徐仙道點點頭,“長孫兄或許是最后一位獨自欣賞他的人,今天過后,我打算把他捐給博物館。”
“也好,也好。”長孫望都不禁贊同道。
這種媲美古人的瑰寶,的確應該大行天下,眾民賞之。
“吃飯,吃飯。”徐仙道和顏悅色的說道,像是個慈眉善目的老人。
徐風塵這是看柳燭的第三眼了,每一次都給他不同的觀感。
柳燭笑呵呵的反觀徐風塵,他的心里,推翻了從長孫候口中聽說到的關于徐風塵身手的敘述,現在,在他的眼里,徐風塵像是歷史上難以復刻的越王勾踐劍,即使拿在手里不傷人,亦能號令群雄,倘若沖鋒陷陣,則是殺伐無匹的曠世殺器。
并且,柳燭還感觸到,徐風塵的殺氣雖不多,卻是宛如實質,長孫候說徐風塵輕而易舉就殺掉了五人,這下來看,徐風塵根本就不是輕而易舉,而是隨手揮就便死了五個精銳高手,幸虧長孫候可以低下頭來求饒,若不然,他長孫候早就沒命在世上了,甚至連榕榕也遭魚池之殃。
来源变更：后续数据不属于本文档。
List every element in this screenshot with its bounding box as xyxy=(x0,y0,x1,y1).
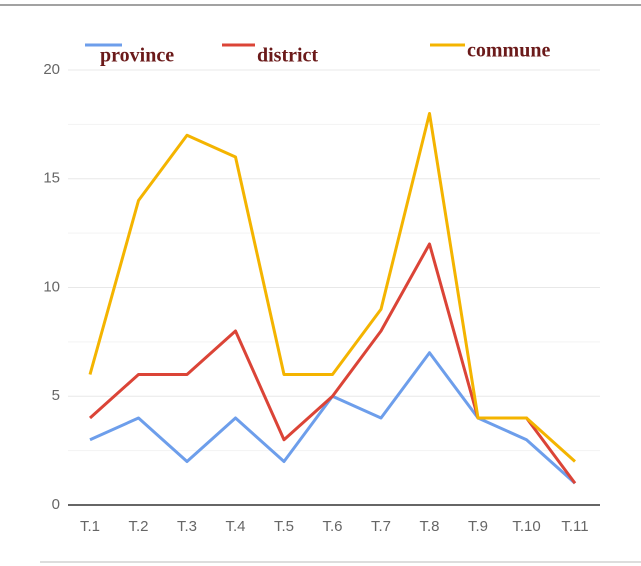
y-tick-label: 10 xyxy=(43,278,60,295)
x-tick-label: T.7 xyxy=(371,518,391,535)
legend-label: province xyxy=(100,45,174,67)
series-line xyxy=(88,112,577,463)
x-tick-label: T.9 xyxy=(468,518,488,535)
legend-label: commune xyxy=(467,40,550,62)
x-tick-label: T.8 xyxy=(419,518,439,535)
x-tick-label: T.4 xyxy=(225,518,245,535)
x-tick-label: T.11 xyxy=(561,518,588,535)
x-tick-label: T.10 xyxy=(512,518,540,535)
legend-label: district xyxy=(257,45,318,67)
y-tick-label: 0 xyxy=(52,496,60,513)
x-tick-label: T.2 xyxy=(128,518,148,535)
y-tick-label: 5 xyxy=(52,387,60,404)
x-tick-label: T.3 xyxy=(177,518,197,535)
x-tick-label: T.5 xyxy=(274,518,294,535)
x-tick-label: T.6 xyxy=(322,518,342,535)
series-line xyxy=(88,242,577,485)
y-tick-label: 20 xyxy=(43,61,60,78)
x-tick-label: T.1 xyxy=(80,518,100,535)
y-tick-label: 15 xyxy=(43,170,60,187)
徐風塵與柳燭都很年輕,徐風塵是先天境強者,柳燭也是。
而徐風塵倒是想起了,呂清袖曾說,他很快就能遇上一個真正的對手,莫非這位神秘的柳燭便是那人?不過,劍秀還未找上他,柳燭倒是先行一步了。
徐仙道與長孫望都邊吃邊談些家庭瑣事。
吃到一半。
徐仙道突然看著柳燭問道:“師承昆侖?”
柳燭震驚的看向徐仙道,過了半晌才鄭重說道:“昆侖弟子排行第三。”
“嗯,那就沒錯了,小小年紀,能有此般境界,著實不易。”
徐風塵暗道,天庭的元君諸葛靜安,在昆侖弟子中排行第五。
他頓時有了好戰之心。
昆侖弟子并不是同一個師傅所傳授,而是隱居在昆侖山脈的隱士高人傳授的弟子,每過五年便會切磋交流一次,以此排行出個一二三,對外統稱昆侖弟子。
諸葛靜安比徐風塵大一歲十個月,當年她聽聞師父說,徐家風塵,恍如仙人謫塵。
離山歷練后,她多方打聽,耗盡錢財才找到了徐風塵,位于西歐一個小國的街巷內,兩人尋了塊無人的地方,大戰了一場,徐風塵險勝諸葛靜安。
之后,便是三人成立了天庭——徐風塵、周錦枝、諸葛靜安。
而如今諸葛靜安的武學境界,已將大半身子擠進了先天境。